Вскоре уха поспела. Причалив лодку к берегу, хозяин подошел к нам, и мы принялись за уху. Кто прихлебывал из кружки, кто черпал ложкой. У хозяина нашелся каравай ржаного хлеба. Хозяйка дала нам всем по большому ломтю, и мы ели с хлебом вареную рыбу. Хозяйка клала рыбу нам на лопухи, которые нарвала около садовой изгороди.

Эх, что это было за угощение! В жизни никогда никто из нас такого вкусного обеда не едал. И хозяин за все это удовольствие попросил у нас только закурить.

А когда мы подарили ему целую пачку папирос «Тарыбары» (были тогда такие папиросы), он стал угощать нас и чаем. И чай был необыкновенный. Все мы пили, похваливая чудесный напиток!

А я в это время вспоминал свою родную Шешму. По берегам ее растут те же лопухи и та же смородина, листья которой испускают такой приятный аромат... В нашей Шешме водятся такие же лещи и подлещики. Да и вода-то в Волге точь-в-точь такая, как в Шешме, — не очень прозрачная и все-таки не мутная, какая-то зеленовато-желтая с серебряным отливом. И это не только внешнее сходство. Нет, это самая настоящая шешминская вода и есть. Родная, близкая, своя до боли в сердце. Я сейчас только понял, что это значит, если наша родная речушка впадает в Каму, а Кама в Волгу. Никакой учитель не догадался нам это объяснить. Это значит, что капельки шешминской воды я пью сейчас вот здесь, на берегу Волги-матушки, за сотни верст от своей деревни. Это значит, что этой водой я каждый день умываюсь, что я купаюсь в ней и каждый день любуюсь ею, когда смотрю по утрам из окна на Волгу, любуюсь и налюбоваться не могу.

Только подумать — из Волги родные капельки попадают в море, а оттуда в тучи и облака. Вот почему так приятно мне смотреть на небо, по которому плывут такие чистые, такие светлые облака, и так радуюсь я дождичку, когда брызжет он на нас сверху.

И где бы я ни был, я знаю, что земля, по которой хожу, обмывается нашей родной шешминской водой, а тучки и облачка, которые бегут надо мной, не чужие, они мне родные, потому что в них есть капельки Шешмы.
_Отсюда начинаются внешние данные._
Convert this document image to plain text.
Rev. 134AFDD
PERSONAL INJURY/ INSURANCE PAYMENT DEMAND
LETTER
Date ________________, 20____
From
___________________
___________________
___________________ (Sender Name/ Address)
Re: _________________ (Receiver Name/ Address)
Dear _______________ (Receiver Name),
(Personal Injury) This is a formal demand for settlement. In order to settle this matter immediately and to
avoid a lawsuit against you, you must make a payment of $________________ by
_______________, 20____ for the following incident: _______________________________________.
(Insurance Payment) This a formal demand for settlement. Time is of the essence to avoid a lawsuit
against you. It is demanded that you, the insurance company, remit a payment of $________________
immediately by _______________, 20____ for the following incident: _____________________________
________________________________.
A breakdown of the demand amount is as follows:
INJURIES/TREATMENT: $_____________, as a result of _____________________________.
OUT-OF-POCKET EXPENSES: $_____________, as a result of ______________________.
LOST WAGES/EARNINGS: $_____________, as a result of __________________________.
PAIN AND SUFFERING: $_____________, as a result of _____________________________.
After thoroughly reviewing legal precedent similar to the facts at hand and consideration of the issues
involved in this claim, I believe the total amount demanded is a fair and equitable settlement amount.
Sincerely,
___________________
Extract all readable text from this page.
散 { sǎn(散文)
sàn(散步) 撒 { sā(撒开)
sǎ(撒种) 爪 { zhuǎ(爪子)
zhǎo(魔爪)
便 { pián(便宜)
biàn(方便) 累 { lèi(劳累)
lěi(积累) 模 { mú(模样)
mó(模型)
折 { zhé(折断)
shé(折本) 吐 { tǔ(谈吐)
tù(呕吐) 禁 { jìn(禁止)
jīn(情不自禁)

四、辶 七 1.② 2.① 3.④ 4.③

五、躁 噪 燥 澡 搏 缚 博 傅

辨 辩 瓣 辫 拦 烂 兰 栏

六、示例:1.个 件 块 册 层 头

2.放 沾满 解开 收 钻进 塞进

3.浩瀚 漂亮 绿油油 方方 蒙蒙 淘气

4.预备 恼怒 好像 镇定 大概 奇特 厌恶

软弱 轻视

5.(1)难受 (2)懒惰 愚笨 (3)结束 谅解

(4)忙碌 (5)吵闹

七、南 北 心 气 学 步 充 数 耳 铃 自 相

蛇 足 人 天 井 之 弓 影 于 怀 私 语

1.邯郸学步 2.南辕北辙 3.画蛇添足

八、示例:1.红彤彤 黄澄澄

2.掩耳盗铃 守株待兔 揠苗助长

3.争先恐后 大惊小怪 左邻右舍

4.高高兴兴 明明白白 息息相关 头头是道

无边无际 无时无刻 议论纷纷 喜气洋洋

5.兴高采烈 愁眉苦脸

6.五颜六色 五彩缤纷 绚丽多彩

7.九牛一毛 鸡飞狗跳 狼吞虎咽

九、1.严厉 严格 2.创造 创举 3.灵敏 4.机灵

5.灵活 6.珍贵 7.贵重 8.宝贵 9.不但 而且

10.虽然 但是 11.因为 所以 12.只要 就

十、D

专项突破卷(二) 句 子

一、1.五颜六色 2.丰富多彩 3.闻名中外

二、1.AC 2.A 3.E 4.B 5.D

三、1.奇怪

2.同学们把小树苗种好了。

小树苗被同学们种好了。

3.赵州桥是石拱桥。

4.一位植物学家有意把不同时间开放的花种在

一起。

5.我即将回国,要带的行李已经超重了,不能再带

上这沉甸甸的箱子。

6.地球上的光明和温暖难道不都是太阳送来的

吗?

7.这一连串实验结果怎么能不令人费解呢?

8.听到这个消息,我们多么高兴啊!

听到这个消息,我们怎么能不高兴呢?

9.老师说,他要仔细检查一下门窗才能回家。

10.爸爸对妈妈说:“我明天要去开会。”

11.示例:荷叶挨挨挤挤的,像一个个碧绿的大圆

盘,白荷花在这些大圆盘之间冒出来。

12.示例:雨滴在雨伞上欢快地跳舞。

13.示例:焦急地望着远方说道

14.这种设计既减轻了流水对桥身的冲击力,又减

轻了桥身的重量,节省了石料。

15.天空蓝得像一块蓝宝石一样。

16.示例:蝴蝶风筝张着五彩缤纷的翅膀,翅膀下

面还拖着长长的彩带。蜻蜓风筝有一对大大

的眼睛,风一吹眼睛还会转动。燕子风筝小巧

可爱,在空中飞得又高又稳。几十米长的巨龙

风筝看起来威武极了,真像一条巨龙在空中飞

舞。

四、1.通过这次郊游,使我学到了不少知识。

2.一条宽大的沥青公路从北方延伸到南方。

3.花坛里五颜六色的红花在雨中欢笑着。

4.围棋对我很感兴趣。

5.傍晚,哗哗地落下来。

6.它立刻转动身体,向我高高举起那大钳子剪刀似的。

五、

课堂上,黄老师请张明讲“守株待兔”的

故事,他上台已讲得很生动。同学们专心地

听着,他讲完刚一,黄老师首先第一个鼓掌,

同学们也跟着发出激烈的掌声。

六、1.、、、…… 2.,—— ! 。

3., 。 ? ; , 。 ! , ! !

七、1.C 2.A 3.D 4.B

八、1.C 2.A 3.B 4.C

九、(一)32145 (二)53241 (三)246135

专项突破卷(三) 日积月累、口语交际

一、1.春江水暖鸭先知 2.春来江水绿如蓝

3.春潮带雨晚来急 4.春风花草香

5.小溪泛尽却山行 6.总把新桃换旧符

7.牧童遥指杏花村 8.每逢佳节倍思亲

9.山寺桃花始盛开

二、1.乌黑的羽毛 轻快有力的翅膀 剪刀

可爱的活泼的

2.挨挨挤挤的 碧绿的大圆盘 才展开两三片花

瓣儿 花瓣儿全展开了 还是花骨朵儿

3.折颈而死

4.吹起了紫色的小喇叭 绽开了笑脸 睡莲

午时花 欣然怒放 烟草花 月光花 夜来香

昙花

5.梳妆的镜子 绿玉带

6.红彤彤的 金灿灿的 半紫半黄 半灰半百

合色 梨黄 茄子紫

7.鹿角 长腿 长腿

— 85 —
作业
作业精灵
И у каждого найдется своя речка или ручеек, свой берег, где он родился, где в первый раз услышал родную речь, увидел красоту родного края, родной земли.

Глава пятая

1

Антон Завалишин, путешествуя по губернии, встретил немало нужных ему людей. В уездном городе он нашел старого моего покровителя Павла Анисимовича и Артемия Яковлевича Быкова — Дурака-барина. В уезде он разыскал также Мирона и Степаныча. С Дураком-барином и Степанычем он встречался еще раньше, но с Мироном познакомился недавно. На мятущегося Мирона эта встреча произвела самое благоприятное действие. Он раскрыл перед Антоном всю свою душу, поведал обо всем, что у него годами накипело на сердце. Сначала Мирон крестьянствовал, обрабатывая клочок земли. После смерти жены он ушел на сахарный завод. Там не поладил с хозяевами и задумал податься на юг, в кубанские степи. Антон отговаривал его. «Порядки везде одинаковые, — сказал он, — не бегать нужно от насильников и беззаконников, а вести с ними непрестанную борьбу». Это Мирону пришлось по душе, и он просил дать ему подходящую работу. Антон направил его к Артемию Яковлевичу Быкову. Быков был закадычным приятелем лесничего, подбирал ему нужных людей, устраивал их и с их помощью налаживал, под видом почтовых станций, явочные пункты. Мирон стал разудалым ямщиком. Больше всего ему нравилось ездить к Завалишину за нелегальной литературой, газетами и листовками и потом развозить их по селам. Дурак-барин был неистощим на выдумки, на всевозможные способы, которыми он распространял листовки. Развозили их и продавцы яблок, и пряничники, и плотники, и даже... сборщики на построение храмов.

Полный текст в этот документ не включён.